December 11, 2019 by Siobhan Brown
Hi everyone! I’m Hope, a new volunteer in the communications team who will be bringing you regular updates about what the animals have been up to on the farm.
I graduated from the University of Sussex with an MA in Art History and Museum Curating with Photography, where I specialised in Theatre & Performance. Working across writing, editing, events productions and administration, I have previously held roles at Studio Private, Dazed & Confused, the V&A and Elephant West Gallery. I am currently working at 59 Productions, an award-winning design studio and production company.
Having spent a large amount of my upbringing around farm animals in Essex and having always owned pets they have remained my greatest joy. In my spare time, I like visiting London’s city farms. They make me feel like I’m in the countryside without travelling very far.
Volunteering at Stepney City Farm has impacted my life in a really positive way as it allows me to keep my writing skills up in my spare time and gain insight into the inner workings of the farm. It’s also rewarding to support the farm which does such amazing work providing the local community with the opportunity to experience farming right in the heart of the city.
I’m excited to start updating you on what the animals have been up to on a regular basis.
The change in season has brought about considerable changes to the farm animals and their needs.
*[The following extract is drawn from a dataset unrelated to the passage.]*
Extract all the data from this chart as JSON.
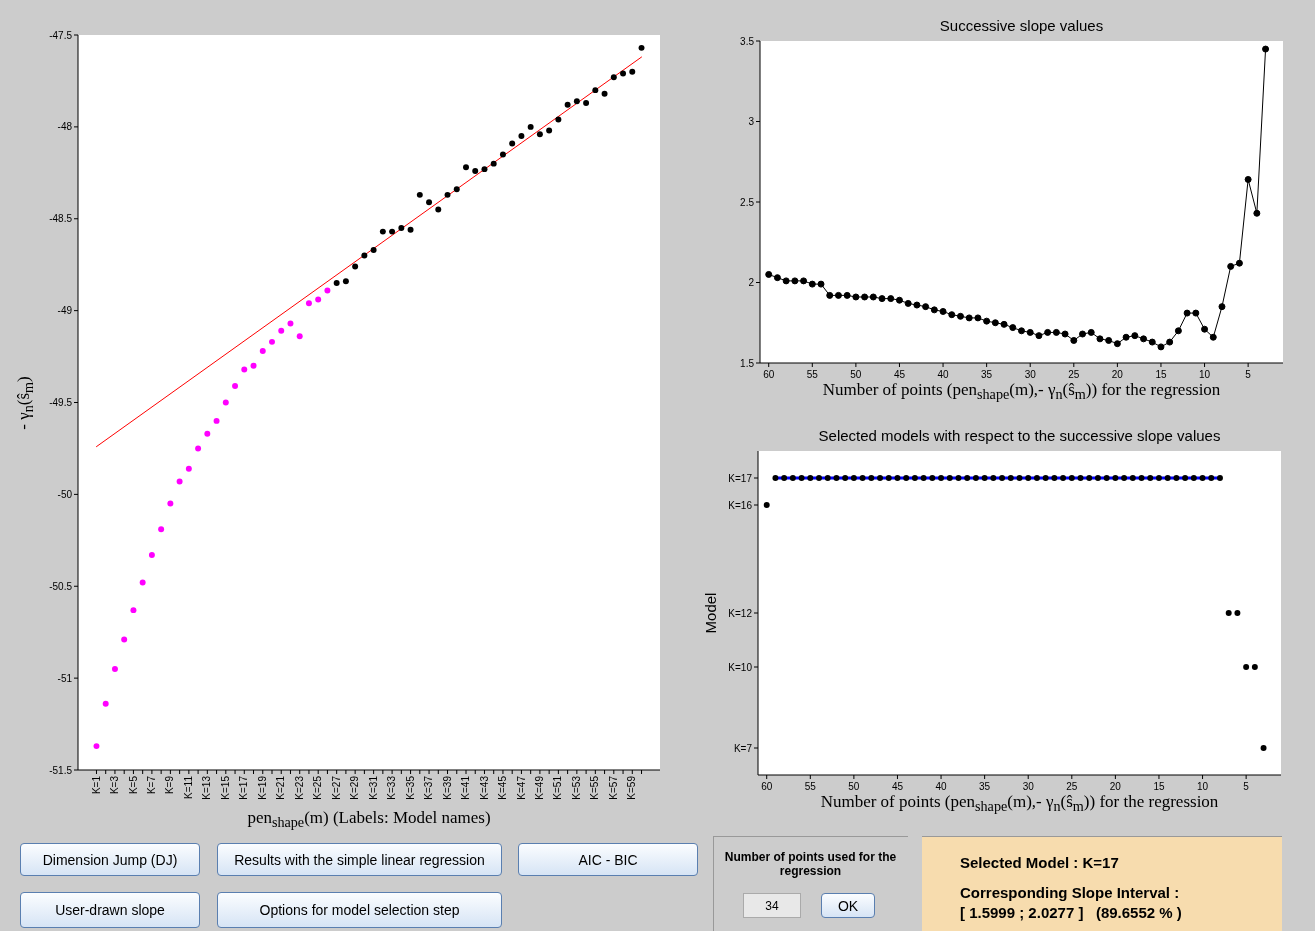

This has impacted how our Farmyard Manager Tom and animal worker Colin look after them.
Due to the time of year and the change in hourly light, the chickens have decreased laying. Even if the winter weather is warmer, if there is not enough light some breeds will slow down laying. This is because more of the chickens’ bodily resources have to go into keeping them warm rather than producing eggs. Due to this, we currently have fewer eggs on sale at the Farm.
The chickens have also been malting, which is also closely linked to the change in daylight hours and the end of the egg laying season. The annual moult is when the chickens shed all their feathers and replace them with new ones.
Our donkeys George and Dunstan now have their winter coats on to keep warm. They are mostly wearing them overnight at the moment but sometimes during the day too depending on the temperature levels.
Donkeys’ coats tend to be longer and coarser than horses and they don’t produce as much natural grease as horses do. Donkeys are more susceptible to rain, wind and snow and less adaptable to the UK weather: this makes coats a necessity in the winter months.
Kat and Mars, our pedigree Berkshire pigs, are also going through some seasonal changes of their own. They are currently split up in different fields so they can spend time apart over the winter period in order to put on some weight which will be beneficial in the colder months.
Hellos and goodbyes
As you may already know, we have had 9 piglets on the farm this year: 3 girls and 6 boys. The female piglets have recently been sold to another farm as breeding stock. The remaining piglets will be staying with us until February when they will go for meat.
We’ve had some newcomers to the farm! The Farm has been donated some more Soay sheep – a young ram (Patrick) and two girls (Beyonsoay and Diana.) The new ram is registered so we will be able to sell his offspring as we have done with the piglets.
Two ferrets, Bobo and Nibbles, have joined the small furries. They have settled in well. They’re quite a bit bigger than longstanding resident ferret Mr Wiggles: he is getting older and isn’t able to store up as large fat reserves as the youngsters can.
Excitingly, our female goats Jazz and Pop recently went to Newham City Farm in the hope of getting pregnant. Fingers crossed we will have some kids running around in Spring 2020.
More space for our animals
Over the winter we are also preparing some of the land handed back to us from Crossrail for two new poultry enclosures and an additional grazing field.